Sorry. Long time, no blog. I had a phone conversation a few days ago with David Kraemer, a post-doctoral fellow at the University of Pennsylvania's Center for Cognitive Neuroscience. To oversimplify, Kraemer is investigating the idea of "learning styles" (you know, the popular idea in education circles that we are either visual or verbal learners and that instructional materials should be so-catered ). There are other "learning styles" out there, too, but visual and verbal are two mainstays. But, it turns out there's not a great deal of scientific support for this, says Kraemer, at least not for the theory as it's popularly perceived (i.e. learning styles appear someplace on a visual-verbal continuum, and so the more visual you are the less verbal, etc).

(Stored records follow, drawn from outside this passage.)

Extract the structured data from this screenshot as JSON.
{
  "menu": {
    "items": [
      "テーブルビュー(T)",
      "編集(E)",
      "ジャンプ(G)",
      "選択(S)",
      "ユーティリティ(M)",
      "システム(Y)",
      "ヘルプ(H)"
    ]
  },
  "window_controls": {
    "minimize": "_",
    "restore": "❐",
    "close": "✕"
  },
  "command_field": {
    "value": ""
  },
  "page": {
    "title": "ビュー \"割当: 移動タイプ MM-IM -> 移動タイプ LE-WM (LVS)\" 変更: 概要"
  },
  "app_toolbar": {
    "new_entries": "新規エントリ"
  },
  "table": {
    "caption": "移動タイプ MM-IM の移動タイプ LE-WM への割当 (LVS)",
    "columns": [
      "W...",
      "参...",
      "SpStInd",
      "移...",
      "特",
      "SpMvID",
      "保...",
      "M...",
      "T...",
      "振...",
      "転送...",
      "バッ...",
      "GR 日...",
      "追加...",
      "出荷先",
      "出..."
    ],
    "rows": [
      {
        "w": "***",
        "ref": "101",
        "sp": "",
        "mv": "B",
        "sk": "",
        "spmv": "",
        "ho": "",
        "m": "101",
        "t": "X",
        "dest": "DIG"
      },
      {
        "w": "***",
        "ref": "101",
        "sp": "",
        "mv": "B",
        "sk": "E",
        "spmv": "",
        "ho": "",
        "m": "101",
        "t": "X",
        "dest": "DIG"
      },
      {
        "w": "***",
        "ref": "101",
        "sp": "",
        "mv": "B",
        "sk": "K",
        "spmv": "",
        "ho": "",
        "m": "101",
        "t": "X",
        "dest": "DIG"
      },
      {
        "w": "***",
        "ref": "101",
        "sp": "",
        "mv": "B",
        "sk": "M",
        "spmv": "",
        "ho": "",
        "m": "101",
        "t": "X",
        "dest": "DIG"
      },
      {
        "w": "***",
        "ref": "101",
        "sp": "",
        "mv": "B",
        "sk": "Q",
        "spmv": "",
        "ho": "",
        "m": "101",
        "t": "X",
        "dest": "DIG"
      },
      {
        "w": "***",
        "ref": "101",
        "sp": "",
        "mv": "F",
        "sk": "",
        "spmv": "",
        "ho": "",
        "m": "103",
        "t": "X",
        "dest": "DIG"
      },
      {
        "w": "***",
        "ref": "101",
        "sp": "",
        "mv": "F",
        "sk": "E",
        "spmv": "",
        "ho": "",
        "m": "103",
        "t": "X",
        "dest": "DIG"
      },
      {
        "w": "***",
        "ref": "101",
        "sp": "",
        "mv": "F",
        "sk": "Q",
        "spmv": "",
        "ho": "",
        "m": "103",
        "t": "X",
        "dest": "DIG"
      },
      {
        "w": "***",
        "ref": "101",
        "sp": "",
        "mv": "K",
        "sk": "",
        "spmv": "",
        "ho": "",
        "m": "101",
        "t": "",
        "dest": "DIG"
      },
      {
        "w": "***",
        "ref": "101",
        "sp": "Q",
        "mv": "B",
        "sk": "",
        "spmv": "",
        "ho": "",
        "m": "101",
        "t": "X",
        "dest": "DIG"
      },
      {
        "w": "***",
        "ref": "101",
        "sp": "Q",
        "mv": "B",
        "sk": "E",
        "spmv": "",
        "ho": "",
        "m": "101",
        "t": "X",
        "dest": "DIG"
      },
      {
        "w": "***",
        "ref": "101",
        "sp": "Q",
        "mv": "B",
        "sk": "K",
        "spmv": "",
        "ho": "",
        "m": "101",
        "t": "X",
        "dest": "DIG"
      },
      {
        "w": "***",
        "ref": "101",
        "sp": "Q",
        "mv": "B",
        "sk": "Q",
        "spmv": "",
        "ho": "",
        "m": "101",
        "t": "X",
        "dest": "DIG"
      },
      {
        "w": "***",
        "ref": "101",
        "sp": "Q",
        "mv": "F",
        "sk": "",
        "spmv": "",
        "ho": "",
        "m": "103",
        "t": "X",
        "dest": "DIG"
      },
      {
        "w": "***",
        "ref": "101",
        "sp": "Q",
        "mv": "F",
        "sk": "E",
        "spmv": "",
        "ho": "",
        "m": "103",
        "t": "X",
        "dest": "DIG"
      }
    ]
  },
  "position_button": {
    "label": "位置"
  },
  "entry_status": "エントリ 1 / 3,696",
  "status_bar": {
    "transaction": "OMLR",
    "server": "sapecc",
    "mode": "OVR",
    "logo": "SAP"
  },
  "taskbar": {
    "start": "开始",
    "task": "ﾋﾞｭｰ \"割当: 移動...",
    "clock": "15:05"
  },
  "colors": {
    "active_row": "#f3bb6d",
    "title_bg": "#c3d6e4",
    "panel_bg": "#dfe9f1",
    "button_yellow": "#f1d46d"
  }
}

Anyway, Kraemer's adding spatial learning to the visual mix, as differentiated from "object" visual learning (a 3-D vs. 2-D distinction). And, lucky for me, he's testing all of these learning styles as they affect (or don't) our ability to navigate. When I was in Philly, I explored a bunch of desktop virtual cities for him after I filled out a few questionnaires meant to determine if I was more of a verbal or visual or spatial learner, etc. The city explorations were all videos of routes. I floating through a dozen or so deserted intersections, sometimes turning and sometimes not. The testing broke down like this:
1. View pictures of solitary buildings and say whether or not they were part of the city you just explored.

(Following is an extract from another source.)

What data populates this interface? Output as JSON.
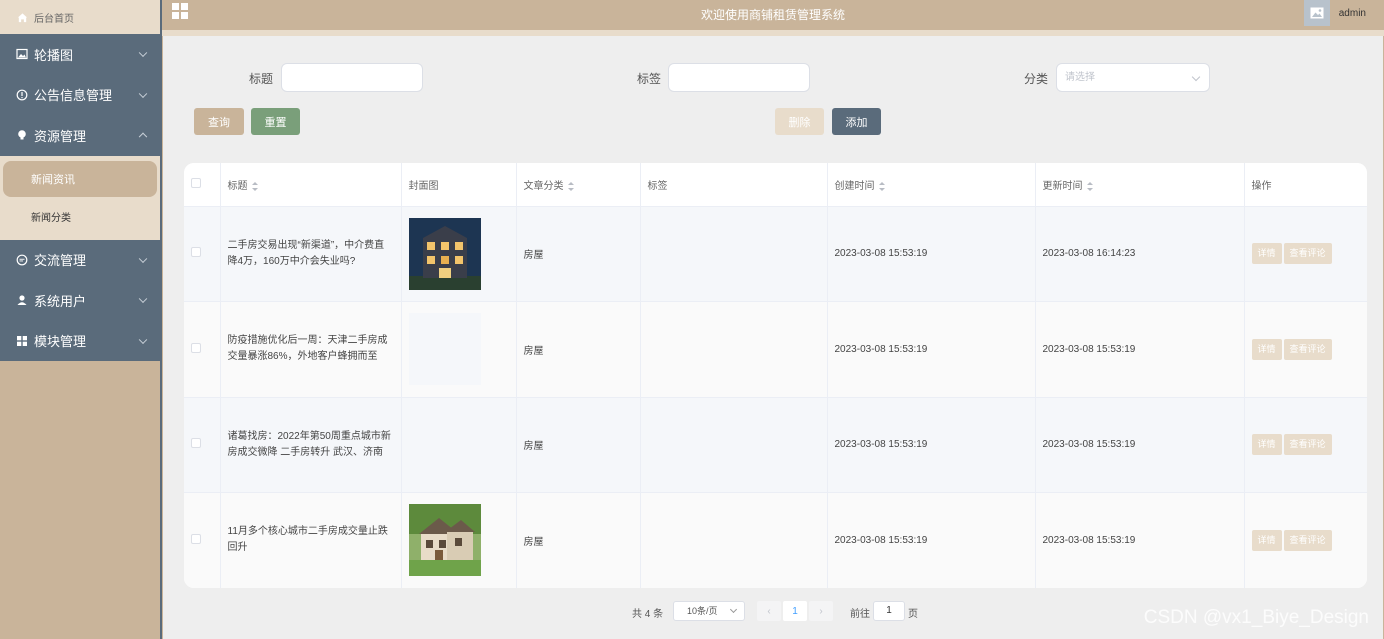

2. View pictures of intersections and say whether you turned right or left, or went straight through, or if the intersection wasn't part of the city you just explored.
3. View a picture of an intersection and then a picture of another intersection elsewhere in the city. "Point" using designated keyboard buttons to indicate what direction the second intersection is from the first.
Before I go into how I did, two caveats. Kraemer's research is still in the pilot phase. He's only tested a couple dozen people, and he's like to test maybe three times that many for good comparative validity. Also, the tests themselves have been evolving (up to and beyond when I did them). For example, my "learning phase" included three looks at each city, whereas some folks only went through each route once, others twice. I was the first to get the benefit of a third time through. On the other hand, in the building ID tests, the view-twice group was shown pictures of buildings as they actually appeared during the city exploration (identical orientation, etc, rather than the whole building in isolation that I had to ID).
Here's something a little spooky. I was the only subject who tested as an equally visual and verbal learner, and I thought for sure the verbal would be advantaged. I'm also really close on the object-spatial distinction, with a slight (surprising) advantage to spatial.
There are some very interesting, albeit tentative findings regarding visual-verbal-spatial learners and how they performed on each of the three tasks. But Kraemer's asked me to hold off on publishing anything until he's run a lot more subjects through the same tasks. So, I'll just report my own performance.
1. In landmark ID accuracy, I was better than all but two subjects in the "view once" group, which Kraemer said was probably a more valid comparison due to the advantage the view-twice group had in that task. But, full disclosure: I was tied for worst performance among the view-twicers.
2. In the intersection test, I pretty much mopped the floor with the view-oncers (I was about 92 percent accurate, and second best was about 52 percent), and I beat all but two of the view-twicers.
3. In the pointing task, what researchers call the "judgement of relative direction," and what's considered the most spatial of all the tests, I was in the top three compared to all the view-oncers and in the top four compared to the view-twicers.
Sure, I was probably a more motivated subject than the average undergraduate in it for $20, and I'll await the results from more subjects to see if the trend of my above average performance continues. But I really think there's something to ponder here--either these tasks aren't really testing the abilities and skills required for real-world wayfinding, or this is evidence to support my suspicion that, despite how frequently I get lost, I have a very good sense of direction somewhere inside me that just needs to be properly tapped.
Interesting sidenote: Among the view-twicers, there was one subject that kicked everyone's ass, scoring tops in all three tasks and pointing like GPS, getting 65 percent correct in the judgement of relative direction task where the average (among everybody else) was about 22 percent. I hit 27 percent, btw. And that's right, I said HER score. This doesn't by itself mean the gender differences in navigation are all bogus, but it does fly in the face of stereotype.